In a previous study by Scheepers-Hoek et al., the effect of four different alert presentation methods were assessed on an intensive care unit (ICU) [16]. The compliance with the advices was highest if the alert was presented in a pop-up (41%), followed by pharmacy intervention (33%), in a patient list on the desktop of the physician (20%) and in specific section (CDSS tab) in the patients electronic health record (19%). However, in the study by Scheepers-Hoek et al. the pop-up was presented when the physician evaluated the electronic health record, and was not shown directly during order entry. Another major difference with the study by Scheepers-Hoek et al. is that their study was performed at an ICU, while our study was performed in the whole hospital including both inpatients and outpatients.

Our study has some potential strengths and limitations.
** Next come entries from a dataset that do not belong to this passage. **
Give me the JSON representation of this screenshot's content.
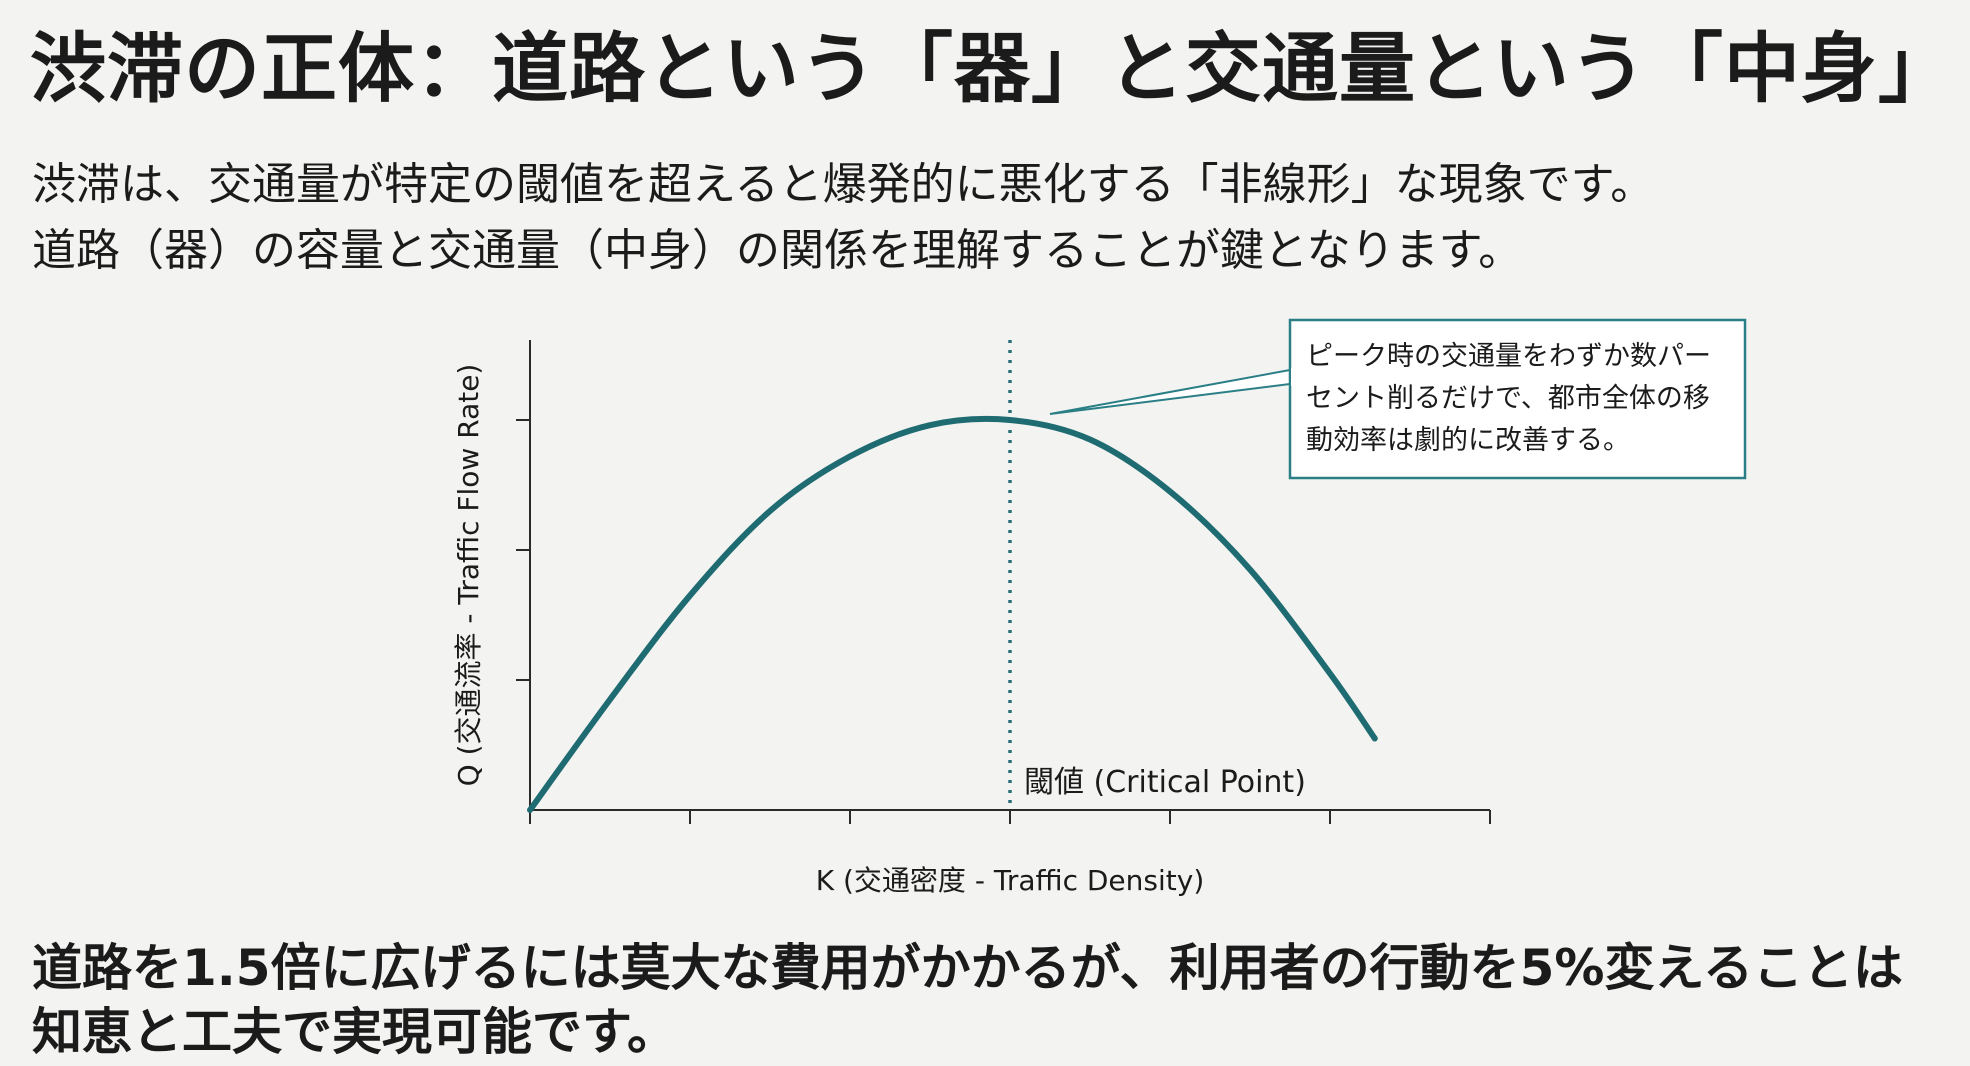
{
  "title": "渋滞の正体：道路という「器」と交通量という「中身」",
  "subtitle": {
    "line1": "渋滞は、交通量が特定の閾値を超えると爆発的に悪化する「非線形」な現象です。",
    "line2": "道路（器）の容量と交通量（中身）の関係を理解することが鍵となります。"
  },
  "chart_data": {
    "type": "line",
    "xlabel": "K (交通密度 - Traffic Density)",
    "ylabel": "Q (交通流率 - Traffic Flow Rate)",
    "xlim": [
      0,
      6
    ],
    "ylim": [
      0,
      3
    ],
    "x_ticks": [
      0,
      1,
      2,
      3,
      4,
      5,
      6
    ],
    "y_ticks": [
      0,
      1,
      2,
      3
    ],
    "grid": false,
    "series": [
      {
        "x": [
          0,
          0.5,
          1,
          1.5,
          2,
          2.5,
          3,
          3.5,
          4,
          4.5,
          5,
          5.28
        ],
        "values": [
          0,
          0.85,
          1.65,
          2.3,
          2.72,
          2.96,
          3.0,
          2.85,
          2.45,
          1.85,
          1.05,
          0.55
        ],
        "color": "#1f6b72"
      }
    ],
    "threshold": {
      "x": 3,
      "label": "閾値 (Critical Point)"
    },
    "annotation": {
      "lines": [
        "ピーク時の交通量をわずか数パー",
        "セント削るだけで、都市全体の移",
        "動効率は劇的に改善する。"
      ]
    }
  },
  "bottom_text": {
    "line1": "道路を1.5倍に広げるには莫大な費用がかかるが、利用者の行動を5%変えることは",
    "line2": "知恵と工夫で実現可能です。"
  }
}
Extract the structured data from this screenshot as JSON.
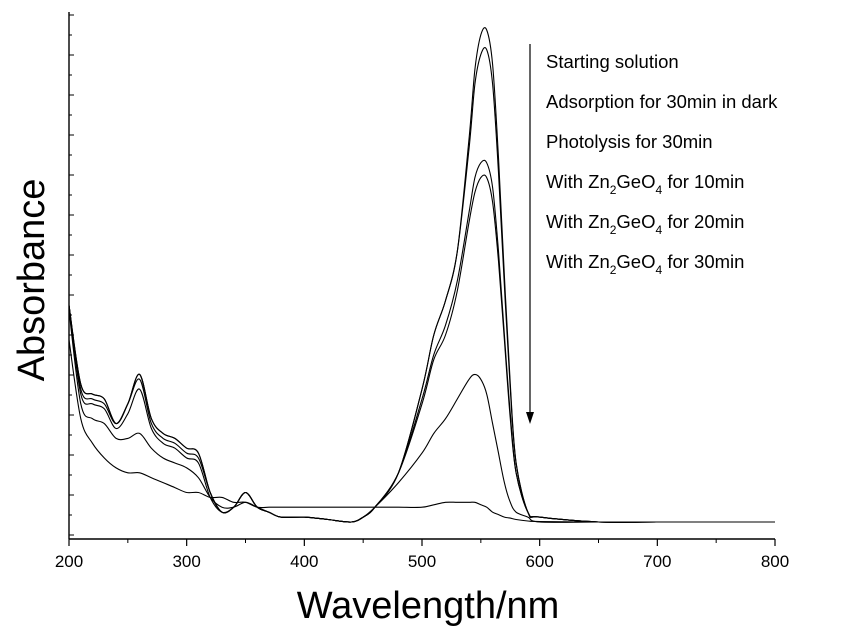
{
  "chart_data": {
    "type": "line",
    "title": "",
    "xlabel": "Wavelength/nm",
    "ylabel": "Absorbance",
    "xlim": [
      200,
      800
    ],
    "ylim": [
      0,
      1
    ],
    "yticks_labeled": false,
    "x_ticks": [
      200,
      300,
      400,
      500,
      600,
      700,
      800
    ],
    "x_tick_labels": [
      "200",
      "300",
      "400",
      "500",
      "600",
      "700",
      "800"
    ],
    "grid": false,
    "legend": {
      "placement": "top-right",
      "arrow": "downward",
      "entries": [
        {
          "text": "Starting solution"
        },
        {
          "text": "Adsorption for 30min in dark"
        },
        {
          "text": "Photolysis for 30min"
        },
        {
          "prefix": "With Zn",
          "sub1": "2",
          "mid": "GeO",
          "sub2": "4",
          "suffix": " for 10min"
        },
        {
          "prefix": "With Zn",
          "sub1": "2",
          "mid": "GeO",
          "sub2": "4",
          "suffix": " for 20min"
        },
        {
          "prefix": "With Zn",
          "sub1": "2",
          "mid": "GeO",
          "sub2": "4",
          "suffix": " for 30min"
        }
      ]
    },
    "x": [
      200,
      210,
      220,
      230,
      240,
      250,
      260,
      270,
      280,
      290,
      300,
      310,
      320,
      330,
      340,
      350,
      360,
      370,
      380,
      400,
      420,
      440,
      450,
      460,
      480,
      500,
      510,
      520,
      530,
      540,
      545,
      550,
      555,
      560,
      565,
      570,
      575,
      580,
      590,
      600,
      650,
      700,
      800
    ],
    "series": [
      {
        "values": [
          0.44,
          0.28,
          0.26,
          0.25,
          0.2,
          0.24,
          0.3,
          0.21,
          0.18,
          0.17,
          0.15,
          0.14,
          0.06,
          0.02,
          0.03,
          0.06,
          0.03,
          0.02,
          0.01,
          0.01,
          0.005,
          0.0,
          0.01,
          0.03,
          0.1,
          0.27,
          0.38,
          0.45,
          0.55,
          0.78,
          0.92,
          0.99,
          1.0,
          0.93,
          0.74,
          0.5,
          0.28,
          0.12,
          0.02,
          0.01,
          0.0,
          0.0,
          0.0
        ]
      },
      {
        "values": [
          0.44,
          0.28,
          0.26,
          0.25,
          0.2,
          0.24,
          0.3,
          0.21,
          0.18,
          0.17,
          0.15,
          0.14,
          0.06,
          0.02,
          0.03,
          0.06,
          0.03,
          0.02,
          0.01,
          0.01,
          0.005,
          0.0,
          0.01,
          0.03,
          0.1,
          0.27,
          0.38,
          0.45,
          0.55,
          0.76,
          0.89,
          0.95,
          0.96,
          0.89,
          0.71,
          0.48,
          0.27,
          0.12,
          0.02,
          0.01,
          0.0,
          0.0,
          0.0
        ]
      },
      {
        "values": [
          0.44,
          0.27,
          0.25,
          0.24,
          0.2,
          0.24,
          0.29,
          0.2,
          0.17,
          0.16,
          0.14,
          0.13,
          0.06,
          0.02,
          0.03,
          0.06,
          0.03,
          0.02,
          0.01,
          0.01,
          0.005,
          0.0,
          0.01,
          0.03,
          0.1,
          0.25,
          0.34,
          0.4,
          0.49,
          0.63,
          0.7,
          0.73,
          0.73,
          0.68,
          0.55,
          0.38,
          0.22,
          0.1,
          0.02,
          0.01,
          0.0,
          0.0,
          0.0
        ]
      },
      {
        "values": [
          0.44,
          0.26,
          0.24,
          0.23,
          0.19,
          0.22,
          0.27,
          0.19,
          0.16,
          0.15,
          0.13,
          0.12,
          0.05,
          0.02,
          0.03,
          0.06,
          0.03,
          0.02,
          0.01,
          0.01,
          0.005,
          0.0,
          0.01,
          0.03,
          0.1,
          0.24,
          0.33,
          0.38,
          0.47,
          0.61,
          0.67,
          0.7,
          0.7,
          0.65,
          0.53,
          0.37,
          0.21,
          0.1,
          0.02,
          0.01,
          0.0,
          0.0,
          0.0
        ]
      },
      {
        "values": [
          0.43,
          0.24,
          0.21,
          0.2,
          0.17,
          0.17,
          0.18,
          0.15,
          0.13,
          0.12,
          0.11,
          0.09,
          0.05,
          0.03,
          0.03,
          0.04,
          0.03,
          0.02,
          0.01,
          0.01,
          0.005,
          0.0,
          0.01,
          0.03,
          0.08,
          0.14,
          0.18,
          0.21,
          0.25,
          0.29,
          0.3,
          0.29,
          0.26,
          0.2,
          0.14,
          0.08,
          0.04,
          0.02,
          0.01,
          0.0,
          0.0,
          0.0,
          0.0
        ]
      },
      {
        "values": [
          0.37,
          0.21,
          0.16,
          0.13,
          0.11,
          0.1,
          0.1,
          0.09,
          0.08,
          0.07,
          0.06,
          0.06,
          0.05,
          0.05,
          0.04,
          0.04,
          0.03,
          0.03,
          0.03,
          0.03,
          0.03,
          0.03,
          0.03,
          0.03,
          0.03,
          0.03,
          0.035,
          0.04,
          0.04,
          0.04,
          0.04,
          0.035,
          0.03,
          0.02,
          0.015,
          0.01,
          0.008,
          0.005,
          0.002,
          0.001,
          0.0,
          0.0,
          0.0
        ]
      }
    ]
  }
}
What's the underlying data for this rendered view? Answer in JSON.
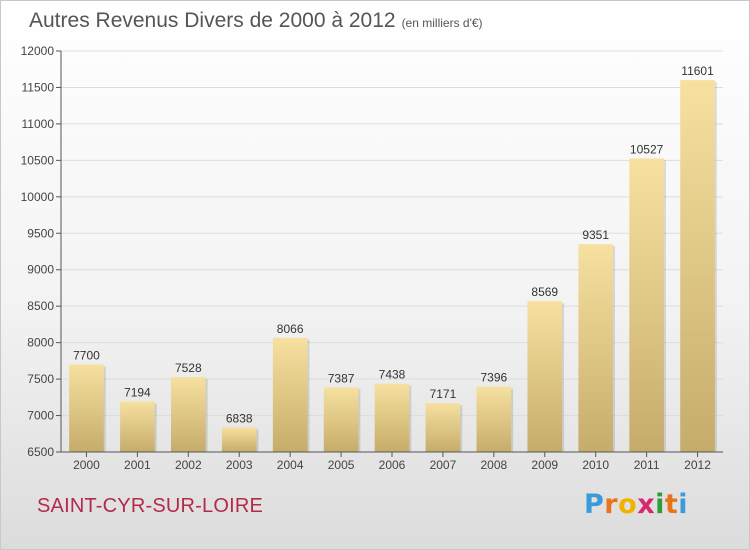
{
  "title": "Autres Revenus Divers de 2000 à 2012",
  "unit": "(en milliers d'€)",
  "commune": "SAINT-CYR-SUR-LOIRE",
  "logo": {
    "letters": [
      "P",
      "r",
      "o",
      "x",
      "i",
      "t",
      "i"
    ],
    "colors": [
      "#3b9ad9",
      "#e8731a",
      "#f0b400",
      "#d6286e",
      "#2f9c3a",
      "#e8731a",
      "#3b9ad9"
    ]
  },
  "colors": {
    "bar_light": "#f7e1a0",
    "bar_dark": "#c6ac6a",
    "grid": "#dddddd",
    "axis": "#555555"
  },
  "chart_data": {
    "type": "bar",
    "categories": [
      "2000",
      "2001",
      "2002",
      "2003",
      "2004",
      "2005",
      "2006",
      "2007",
      "2008",
      "2009",
      "2010",
      "2011",
      "2012"
    ],
    "values": [
      7700,
      7194,
      7528,
      6838,
      8066,
      7387,
      7438,
      7171,
      7396,
      8569,
      9351,
      10527,
      11601
    ],
    "ylim": [
      6500,
      12000
    ],
    "yticks": [
      6500,
      7000,
      7500,
      8000,
      8500,
      9000,
      9500,
      10000,
      10500,
      11000,
      11500,
      12000
    ],
    "grid": true,
    "data_labels": true
  }
}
A strength of our studies is that we used the same methods in the historical and intervention group to analyze whether guidelines were followed, to reduce potential information bias. A limitation is that we used a historical group as a reference. Although we are not aware of factors apart from the implementation that have affected the results, we cannot exclude it completely. However, it is unlikely that other factors have such an impact that they explain the change in effect found in our studies. The merger of the two hospitals could have influenced the effect of the vancomycin/gentamicin algorithm, although the algorithm was only analyzed in the Hoofddorp site of the Spaarne Gasthuis, and the policy of the merger was that all procedures at the Hoofddorp site were implemented at the other hospital and not vice versa. Another limitation is that we could not incorporate data from the medical history in the algorithms, because these are not unequivocally registered in Epic. In the algorithm for gastrointestinal prophylaxis, we could not use factors like having a peptic ulcer in the past although this is an item in the guideline. Another limitation is that we analyzed whether guidelines were followed, and did not analyze the effect on patient outcomes. To analyze these effects, we should have included more patients in our studies than was practical possible. However, the guidelines were composed based on a large study after medication related hospital admissions [12], making it plausible that an increase in guideline adherence will reduce the number of medication related hospital admissions. Further research should focus on the improvement of existing algorithms and the development of new algorithms to improve guideline adherence.

Conclusion

To conclude, we implemented five advanced algorithms with alerts shown directly to the physician during order entry. After implementation of these algorithms, the guideline recommendations were followed significantly more often. These studies have shown that an advanced CDSS that alerts directly to the physician during order entry is an effective instrument to improve guideline compliance.